Tras cifras alarmantes, Miami-Dade y Broward requerirán mascarillas en espacios cerrados y abiertos
Tras un día de anuncios de medidas más fuertes para frenar la propagación de COVID-19, el Condado Miami-Dade anunció que el alcalde, Carlos Giménez, firmará una orden de emergencia el miércoles expandiendo la orden preexistente del uso de coberturas faciales, para ahora exigirlo en espacios públicos.
“Después de consultar con los CEO de los hospitales del sur de Florida y la Secretaria de la Agencia de Administración de Salud de Florida, Mary Mayhew, esta tarde, he decidido emitir una orden de emergencia que requiera máscaras en todos los espacios públicos dentro y fuera, en todo el Condado de Miami-Dade” dice el comunicado enviado a los medios el miércoles por la tarde.
El comunicado indica que el alcalde firmará la orden el miércoles en la noche.
Momentos después del comunicado del alcalde, el Condado Broward emitió su propia orden obligando lo mismo, pero con la diferencia de que las requiere afuera “cuando el distanciamiento social no es posible” mientras Miami-Dade la requiere ahora en todo momento.
La medida viene una semana después de que los alcaldes de varias ciudades del Condado anunciaran que emitirían ordenes obligando lo mismo. En Miami y Miami Beach, si no usa alguna una máscara pudiera enfrentar multas, de hasta $50 en Miami Beach y de hasta $500 en la ciudad de Miami para los reincidentes.
“Aunque las máscaras no se han requerido en áreas no incorporadas del Condado porque hay más espacio abierto, he tomado la decisión de ahora requerir cubiertas faciales en todo el condado, en un esfuerzo por ayudar a nuestros hospitales a operar con suficiente personal para atender a todos los pacientes”, dice el comunicado.
El comunicado adelantó que la orden indicará que las máscaras “se usen siempre al aire libre con pocas excepciones”. Las personas excluidas según el comunicado serán personas con afecciones respiratorias que dificultan cubrirse la boca y la nariz, las personas que realizan actividades extenuantes, como trotar, y los niños menores de 2 años.

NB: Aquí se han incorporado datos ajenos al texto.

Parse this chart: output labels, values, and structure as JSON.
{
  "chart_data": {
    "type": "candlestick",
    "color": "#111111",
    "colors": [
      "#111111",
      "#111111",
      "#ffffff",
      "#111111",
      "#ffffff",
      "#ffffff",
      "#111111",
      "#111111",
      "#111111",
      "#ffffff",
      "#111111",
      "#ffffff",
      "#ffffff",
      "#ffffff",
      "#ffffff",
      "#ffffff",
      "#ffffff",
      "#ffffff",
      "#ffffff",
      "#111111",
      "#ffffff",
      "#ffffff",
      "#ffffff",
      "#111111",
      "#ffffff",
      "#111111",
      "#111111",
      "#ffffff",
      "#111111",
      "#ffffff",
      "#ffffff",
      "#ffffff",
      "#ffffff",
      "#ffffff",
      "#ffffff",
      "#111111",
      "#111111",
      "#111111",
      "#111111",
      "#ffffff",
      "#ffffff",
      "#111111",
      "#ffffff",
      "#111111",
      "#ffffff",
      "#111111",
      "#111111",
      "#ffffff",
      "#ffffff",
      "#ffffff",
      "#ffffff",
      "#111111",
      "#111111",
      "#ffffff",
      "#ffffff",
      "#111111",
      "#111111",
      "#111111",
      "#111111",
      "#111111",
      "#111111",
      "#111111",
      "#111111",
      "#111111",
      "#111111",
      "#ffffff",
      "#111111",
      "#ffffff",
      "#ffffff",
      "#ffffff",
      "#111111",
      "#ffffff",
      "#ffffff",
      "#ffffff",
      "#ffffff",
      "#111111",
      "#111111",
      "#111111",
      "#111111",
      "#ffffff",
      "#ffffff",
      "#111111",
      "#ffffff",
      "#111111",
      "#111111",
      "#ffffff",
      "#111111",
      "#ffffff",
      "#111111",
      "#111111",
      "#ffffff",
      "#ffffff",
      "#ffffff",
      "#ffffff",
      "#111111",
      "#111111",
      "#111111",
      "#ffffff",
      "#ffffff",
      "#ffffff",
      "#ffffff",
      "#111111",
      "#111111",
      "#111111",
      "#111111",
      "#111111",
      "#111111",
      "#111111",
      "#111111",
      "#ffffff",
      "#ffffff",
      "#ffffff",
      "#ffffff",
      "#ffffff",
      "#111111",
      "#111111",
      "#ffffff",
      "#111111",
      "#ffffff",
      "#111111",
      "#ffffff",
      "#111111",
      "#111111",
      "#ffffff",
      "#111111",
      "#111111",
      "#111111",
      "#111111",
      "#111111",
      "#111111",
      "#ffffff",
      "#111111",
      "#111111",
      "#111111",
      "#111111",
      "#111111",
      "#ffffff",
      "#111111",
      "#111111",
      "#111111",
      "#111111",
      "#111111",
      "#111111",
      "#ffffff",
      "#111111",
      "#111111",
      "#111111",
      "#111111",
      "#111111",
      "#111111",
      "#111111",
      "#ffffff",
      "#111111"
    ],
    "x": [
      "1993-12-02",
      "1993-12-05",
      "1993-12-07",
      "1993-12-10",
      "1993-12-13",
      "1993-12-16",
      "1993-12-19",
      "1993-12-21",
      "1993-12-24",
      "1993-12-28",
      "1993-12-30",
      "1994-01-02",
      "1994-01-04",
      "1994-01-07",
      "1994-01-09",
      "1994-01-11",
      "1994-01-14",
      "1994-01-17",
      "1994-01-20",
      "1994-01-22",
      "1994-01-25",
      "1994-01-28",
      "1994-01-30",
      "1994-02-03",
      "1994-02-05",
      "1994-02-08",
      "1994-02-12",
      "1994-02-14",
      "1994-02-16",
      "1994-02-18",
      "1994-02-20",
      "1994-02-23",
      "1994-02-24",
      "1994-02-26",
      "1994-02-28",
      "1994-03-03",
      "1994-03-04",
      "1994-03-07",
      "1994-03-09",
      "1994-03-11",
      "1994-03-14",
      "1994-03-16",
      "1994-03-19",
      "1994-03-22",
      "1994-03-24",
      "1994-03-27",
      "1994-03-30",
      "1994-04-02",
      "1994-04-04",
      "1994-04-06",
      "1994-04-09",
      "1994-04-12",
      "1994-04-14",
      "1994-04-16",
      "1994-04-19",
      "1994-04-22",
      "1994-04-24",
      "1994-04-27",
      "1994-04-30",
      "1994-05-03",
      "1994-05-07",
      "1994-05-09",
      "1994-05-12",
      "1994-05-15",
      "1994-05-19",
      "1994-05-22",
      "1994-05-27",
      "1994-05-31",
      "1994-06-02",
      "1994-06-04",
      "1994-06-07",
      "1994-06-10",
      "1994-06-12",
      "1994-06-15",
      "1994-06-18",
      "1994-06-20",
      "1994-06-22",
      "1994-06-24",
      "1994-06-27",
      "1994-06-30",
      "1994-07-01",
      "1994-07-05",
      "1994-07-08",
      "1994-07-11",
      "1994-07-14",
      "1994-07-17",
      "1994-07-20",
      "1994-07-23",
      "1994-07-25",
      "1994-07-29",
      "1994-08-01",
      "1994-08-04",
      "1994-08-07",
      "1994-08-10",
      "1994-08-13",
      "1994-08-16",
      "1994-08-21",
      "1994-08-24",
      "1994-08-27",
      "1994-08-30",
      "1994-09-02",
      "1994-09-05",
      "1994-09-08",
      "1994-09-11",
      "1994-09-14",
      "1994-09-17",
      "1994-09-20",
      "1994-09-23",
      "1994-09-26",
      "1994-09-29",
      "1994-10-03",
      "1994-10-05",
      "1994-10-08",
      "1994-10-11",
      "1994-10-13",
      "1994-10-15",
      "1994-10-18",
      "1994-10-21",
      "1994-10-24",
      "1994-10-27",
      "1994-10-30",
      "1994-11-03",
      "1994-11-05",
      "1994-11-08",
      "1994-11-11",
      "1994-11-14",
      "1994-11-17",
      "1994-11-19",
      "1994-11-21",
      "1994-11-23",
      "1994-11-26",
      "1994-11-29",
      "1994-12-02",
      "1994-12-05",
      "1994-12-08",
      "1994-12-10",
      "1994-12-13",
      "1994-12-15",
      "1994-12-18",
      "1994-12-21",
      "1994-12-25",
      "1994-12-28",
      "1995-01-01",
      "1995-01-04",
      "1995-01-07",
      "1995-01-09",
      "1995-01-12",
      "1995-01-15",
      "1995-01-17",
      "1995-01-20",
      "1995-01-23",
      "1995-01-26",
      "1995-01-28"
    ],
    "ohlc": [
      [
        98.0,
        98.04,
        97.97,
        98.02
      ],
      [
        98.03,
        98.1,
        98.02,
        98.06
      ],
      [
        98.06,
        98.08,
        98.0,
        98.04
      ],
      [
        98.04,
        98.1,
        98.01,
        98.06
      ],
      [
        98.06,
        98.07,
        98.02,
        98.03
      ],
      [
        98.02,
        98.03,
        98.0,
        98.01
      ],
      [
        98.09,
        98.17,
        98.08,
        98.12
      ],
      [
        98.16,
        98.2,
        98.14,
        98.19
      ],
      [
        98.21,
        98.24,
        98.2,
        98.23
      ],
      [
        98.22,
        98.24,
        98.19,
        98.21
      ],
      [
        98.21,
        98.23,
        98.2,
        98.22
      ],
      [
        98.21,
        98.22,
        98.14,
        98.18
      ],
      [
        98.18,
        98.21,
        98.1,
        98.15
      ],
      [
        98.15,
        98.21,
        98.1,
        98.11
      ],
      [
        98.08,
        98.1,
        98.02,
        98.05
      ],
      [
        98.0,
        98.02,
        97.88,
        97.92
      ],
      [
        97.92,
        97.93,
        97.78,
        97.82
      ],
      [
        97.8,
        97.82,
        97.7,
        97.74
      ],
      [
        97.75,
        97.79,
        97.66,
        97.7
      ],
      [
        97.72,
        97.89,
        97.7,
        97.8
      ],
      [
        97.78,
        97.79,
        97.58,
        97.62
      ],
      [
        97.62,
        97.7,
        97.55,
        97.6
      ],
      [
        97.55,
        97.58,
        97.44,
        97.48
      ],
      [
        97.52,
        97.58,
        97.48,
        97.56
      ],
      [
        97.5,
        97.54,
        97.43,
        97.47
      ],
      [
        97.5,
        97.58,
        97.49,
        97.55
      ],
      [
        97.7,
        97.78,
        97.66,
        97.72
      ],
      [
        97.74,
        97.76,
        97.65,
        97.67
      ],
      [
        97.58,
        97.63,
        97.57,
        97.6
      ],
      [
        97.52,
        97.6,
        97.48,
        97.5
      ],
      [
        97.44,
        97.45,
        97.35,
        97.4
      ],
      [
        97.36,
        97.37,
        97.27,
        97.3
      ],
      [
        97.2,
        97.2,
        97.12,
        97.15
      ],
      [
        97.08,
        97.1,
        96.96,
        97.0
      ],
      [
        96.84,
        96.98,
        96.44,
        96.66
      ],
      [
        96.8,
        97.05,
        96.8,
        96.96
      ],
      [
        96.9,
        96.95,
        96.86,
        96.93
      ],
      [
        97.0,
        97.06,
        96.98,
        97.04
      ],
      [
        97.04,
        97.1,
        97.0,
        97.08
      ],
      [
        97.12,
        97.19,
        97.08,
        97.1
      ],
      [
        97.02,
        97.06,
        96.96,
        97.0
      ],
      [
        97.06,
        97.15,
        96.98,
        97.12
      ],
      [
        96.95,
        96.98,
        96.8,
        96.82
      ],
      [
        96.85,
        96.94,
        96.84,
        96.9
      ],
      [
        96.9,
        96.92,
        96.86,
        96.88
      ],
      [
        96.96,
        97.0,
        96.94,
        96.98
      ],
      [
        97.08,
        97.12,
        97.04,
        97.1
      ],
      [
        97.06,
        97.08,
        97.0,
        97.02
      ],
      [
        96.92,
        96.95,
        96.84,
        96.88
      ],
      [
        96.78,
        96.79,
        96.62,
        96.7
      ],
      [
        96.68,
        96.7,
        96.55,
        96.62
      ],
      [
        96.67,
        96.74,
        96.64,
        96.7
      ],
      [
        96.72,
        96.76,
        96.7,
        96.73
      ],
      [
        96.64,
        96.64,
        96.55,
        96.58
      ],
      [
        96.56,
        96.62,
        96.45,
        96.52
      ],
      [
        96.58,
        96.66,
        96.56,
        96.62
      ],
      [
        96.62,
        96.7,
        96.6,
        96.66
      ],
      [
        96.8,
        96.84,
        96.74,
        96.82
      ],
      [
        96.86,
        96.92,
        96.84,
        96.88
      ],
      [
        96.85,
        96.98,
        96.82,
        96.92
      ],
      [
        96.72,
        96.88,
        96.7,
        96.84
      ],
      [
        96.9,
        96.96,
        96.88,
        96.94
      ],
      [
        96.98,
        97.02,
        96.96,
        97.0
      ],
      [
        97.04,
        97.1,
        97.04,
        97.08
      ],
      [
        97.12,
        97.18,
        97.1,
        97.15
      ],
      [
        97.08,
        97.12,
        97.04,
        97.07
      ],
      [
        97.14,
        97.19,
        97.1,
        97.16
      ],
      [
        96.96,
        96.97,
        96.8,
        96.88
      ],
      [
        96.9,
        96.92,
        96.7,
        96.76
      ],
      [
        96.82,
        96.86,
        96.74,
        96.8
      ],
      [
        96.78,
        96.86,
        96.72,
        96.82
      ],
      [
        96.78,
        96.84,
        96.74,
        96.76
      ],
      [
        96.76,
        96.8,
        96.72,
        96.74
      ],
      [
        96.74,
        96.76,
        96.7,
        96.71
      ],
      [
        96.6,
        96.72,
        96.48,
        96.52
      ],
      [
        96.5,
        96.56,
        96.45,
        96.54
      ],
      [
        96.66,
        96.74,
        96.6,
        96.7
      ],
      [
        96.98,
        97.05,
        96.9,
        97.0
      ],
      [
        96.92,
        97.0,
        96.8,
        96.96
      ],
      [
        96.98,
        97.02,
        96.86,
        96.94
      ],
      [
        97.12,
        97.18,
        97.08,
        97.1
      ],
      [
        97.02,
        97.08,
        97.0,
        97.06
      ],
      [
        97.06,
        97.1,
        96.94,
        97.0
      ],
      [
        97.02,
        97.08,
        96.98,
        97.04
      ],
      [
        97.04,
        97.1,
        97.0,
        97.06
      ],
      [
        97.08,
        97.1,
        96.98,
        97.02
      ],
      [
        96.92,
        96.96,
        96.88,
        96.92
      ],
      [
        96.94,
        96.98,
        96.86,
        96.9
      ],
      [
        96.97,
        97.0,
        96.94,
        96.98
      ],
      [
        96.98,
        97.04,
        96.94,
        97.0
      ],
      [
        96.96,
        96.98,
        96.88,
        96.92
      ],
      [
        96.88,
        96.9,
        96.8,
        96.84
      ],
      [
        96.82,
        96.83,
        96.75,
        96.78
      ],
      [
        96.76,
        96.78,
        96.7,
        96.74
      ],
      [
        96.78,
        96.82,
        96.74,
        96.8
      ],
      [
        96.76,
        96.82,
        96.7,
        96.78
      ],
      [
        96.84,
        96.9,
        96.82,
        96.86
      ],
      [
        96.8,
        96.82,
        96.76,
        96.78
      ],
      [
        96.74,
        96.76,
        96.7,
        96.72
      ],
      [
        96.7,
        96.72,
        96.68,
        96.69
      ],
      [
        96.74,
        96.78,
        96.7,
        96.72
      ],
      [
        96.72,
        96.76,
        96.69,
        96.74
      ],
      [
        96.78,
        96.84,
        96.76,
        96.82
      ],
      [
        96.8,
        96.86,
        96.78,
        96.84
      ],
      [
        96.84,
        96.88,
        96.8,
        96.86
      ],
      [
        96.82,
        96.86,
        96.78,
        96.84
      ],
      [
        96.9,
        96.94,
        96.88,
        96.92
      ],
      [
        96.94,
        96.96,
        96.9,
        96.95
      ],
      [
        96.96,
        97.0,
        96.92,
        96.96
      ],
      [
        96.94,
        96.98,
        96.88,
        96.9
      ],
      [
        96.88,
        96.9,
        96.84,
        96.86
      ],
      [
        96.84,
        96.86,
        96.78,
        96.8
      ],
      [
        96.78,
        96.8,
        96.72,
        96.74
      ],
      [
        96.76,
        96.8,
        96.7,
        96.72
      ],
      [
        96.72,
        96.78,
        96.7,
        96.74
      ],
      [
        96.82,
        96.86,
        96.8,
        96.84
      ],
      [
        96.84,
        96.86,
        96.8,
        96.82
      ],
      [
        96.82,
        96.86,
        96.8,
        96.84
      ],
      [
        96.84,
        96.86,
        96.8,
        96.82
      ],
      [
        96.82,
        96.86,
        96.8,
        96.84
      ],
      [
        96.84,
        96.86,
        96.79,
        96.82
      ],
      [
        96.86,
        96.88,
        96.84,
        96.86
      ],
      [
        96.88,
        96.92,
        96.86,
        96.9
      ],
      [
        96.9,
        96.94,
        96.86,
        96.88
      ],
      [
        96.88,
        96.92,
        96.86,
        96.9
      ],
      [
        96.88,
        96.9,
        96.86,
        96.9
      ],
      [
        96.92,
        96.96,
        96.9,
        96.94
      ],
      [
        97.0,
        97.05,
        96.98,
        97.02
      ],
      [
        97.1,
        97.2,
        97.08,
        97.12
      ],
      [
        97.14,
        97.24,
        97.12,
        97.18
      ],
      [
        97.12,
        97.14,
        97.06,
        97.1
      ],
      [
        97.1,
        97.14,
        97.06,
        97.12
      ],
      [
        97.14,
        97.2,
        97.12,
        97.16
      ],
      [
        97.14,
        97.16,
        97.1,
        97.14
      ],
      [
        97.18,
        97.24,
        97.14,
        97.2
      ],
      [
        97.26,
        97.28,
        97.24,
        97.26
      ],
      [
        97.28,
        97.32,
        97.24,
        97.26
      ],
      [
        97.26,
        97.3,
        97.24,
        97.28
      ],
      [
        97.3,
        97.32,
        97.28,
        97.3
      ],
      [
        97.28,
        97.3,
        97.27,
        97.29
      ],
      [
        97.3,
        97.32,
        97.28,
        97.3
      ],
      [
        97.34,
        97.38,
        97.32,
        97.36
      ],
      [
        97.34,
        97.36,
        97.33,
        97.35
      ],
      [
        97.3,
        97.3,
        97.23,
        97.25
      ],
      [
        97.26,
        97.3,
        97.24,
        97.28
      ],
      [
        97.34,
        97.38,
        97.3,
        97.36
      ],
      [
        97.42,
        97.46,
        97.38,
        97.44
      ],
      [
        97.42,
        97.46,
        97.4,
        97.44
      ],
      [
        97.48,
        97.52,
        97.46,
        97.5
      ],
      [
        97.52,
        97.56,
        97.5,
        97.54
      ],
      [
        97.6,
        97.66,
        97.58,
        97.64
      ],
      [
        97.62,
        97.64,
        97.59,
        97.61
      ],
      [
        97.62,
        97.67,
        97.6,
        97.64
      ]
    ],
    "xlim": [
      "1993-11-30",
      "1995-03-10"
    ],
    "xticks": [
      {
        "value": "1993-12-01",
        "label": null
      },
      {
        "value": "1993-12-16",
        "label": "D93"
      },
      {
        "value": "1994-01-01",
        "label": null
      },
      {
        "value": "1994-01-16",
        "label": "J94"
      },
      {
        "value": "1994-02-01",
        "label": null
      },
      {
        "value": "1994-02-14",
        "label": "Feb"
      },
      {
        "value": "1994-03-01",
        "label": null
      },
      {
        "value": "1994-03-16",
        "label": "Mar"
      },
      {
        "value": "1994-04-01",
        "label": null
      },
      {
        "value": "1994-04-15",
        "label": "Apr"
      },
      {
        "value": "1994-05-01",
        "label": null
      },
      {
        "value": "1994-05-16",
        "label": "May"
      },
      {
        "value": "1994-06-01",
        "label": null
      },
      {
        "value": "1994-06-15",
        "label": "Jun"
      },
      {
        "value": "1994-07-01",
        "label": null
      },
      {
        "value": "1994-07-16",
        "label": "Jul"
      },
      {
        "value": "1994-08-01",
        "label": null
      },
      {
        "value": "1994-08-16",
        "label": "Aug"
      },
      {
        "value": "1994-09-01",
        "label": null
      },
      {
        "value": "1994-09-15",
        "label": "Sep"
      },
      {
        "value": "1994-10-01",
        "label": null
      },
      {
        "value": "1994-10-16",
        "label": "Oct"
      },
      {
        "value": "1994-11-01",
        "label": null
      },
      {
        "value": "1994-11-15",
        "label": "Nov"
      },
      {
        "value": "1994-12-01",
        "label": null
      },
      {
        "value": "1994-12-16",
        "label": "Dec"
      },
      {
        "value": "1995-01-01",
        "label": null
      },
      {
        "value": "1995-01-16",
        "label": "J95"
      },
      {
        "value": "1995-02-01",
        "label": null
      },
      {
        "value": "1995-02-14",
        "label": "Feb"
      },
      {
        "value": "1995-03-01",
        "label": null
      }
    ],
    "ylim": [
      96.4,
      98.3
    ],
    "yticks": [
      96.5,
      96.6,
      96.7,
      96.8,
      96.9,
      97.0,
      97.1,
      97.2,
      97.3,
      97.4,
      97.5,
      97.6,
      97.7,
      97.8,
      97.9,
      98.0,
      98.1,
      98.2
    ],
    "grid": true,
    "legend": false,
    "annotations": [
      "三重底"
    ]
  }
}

El martes por la noche, el alcalde emitió una orden que no permite comer en los restaurantes de 12:01 a.m. a 6:00 a.m. Después de las 12:00 a.m. no se puede consumir alcohol en ningún establecimiento.
La ciudad de Miami Beach tomó un paso más fuerte y estableció nuevamente el toque de queda a partir de la media noche, y no permitirá las ventas de alcohol en las tiendas después de las 8:00 p.m.
El viernes pasado, Giménez emitió una orden para limitar la congregación de personas durante el fin de semana feriado. Del 3 al 7 de julio las playas y parques estarán cerrados. Este miércoles el alcalde agregó a esa misma orden el cierre de las piscinas en los hoteles después de las 8 p.m. y estableció un horario limitando las compras de alcohol en las áreas de piscina.
Durante una reunión de emergencia en la mañana del miércoles, el alcalde no quitó de la mesa la posibilidad de cerrar más negocios y espacios si las cifras de casos y hospitalizaciones por coronavirus siguen repuntando. Durante más de una semana, el número de hospitalizaciones en el condado ha roto récords todos los días. El miércoles el reporte del condado, llamado ‘New Normal Dashboard”, indicaba que 1,298 personas se encontraban hospitalizadas en el condado.
Lleno por una nueva oleada de pacientes con COVID-19, el Sistema de Salud Jackson de Miami anunció el miércoles que limitará las cirugías que no sean de emergencia a partir de la próxima semana.
El alcalde dijo que más cierres serían “devastadores” y agregó que si los residentes siguen las reglas y nuevas medidas, las cifras deberían controlarse.
En el comunicado, el alcalde le suplicó a los residentes que sigan las reglas.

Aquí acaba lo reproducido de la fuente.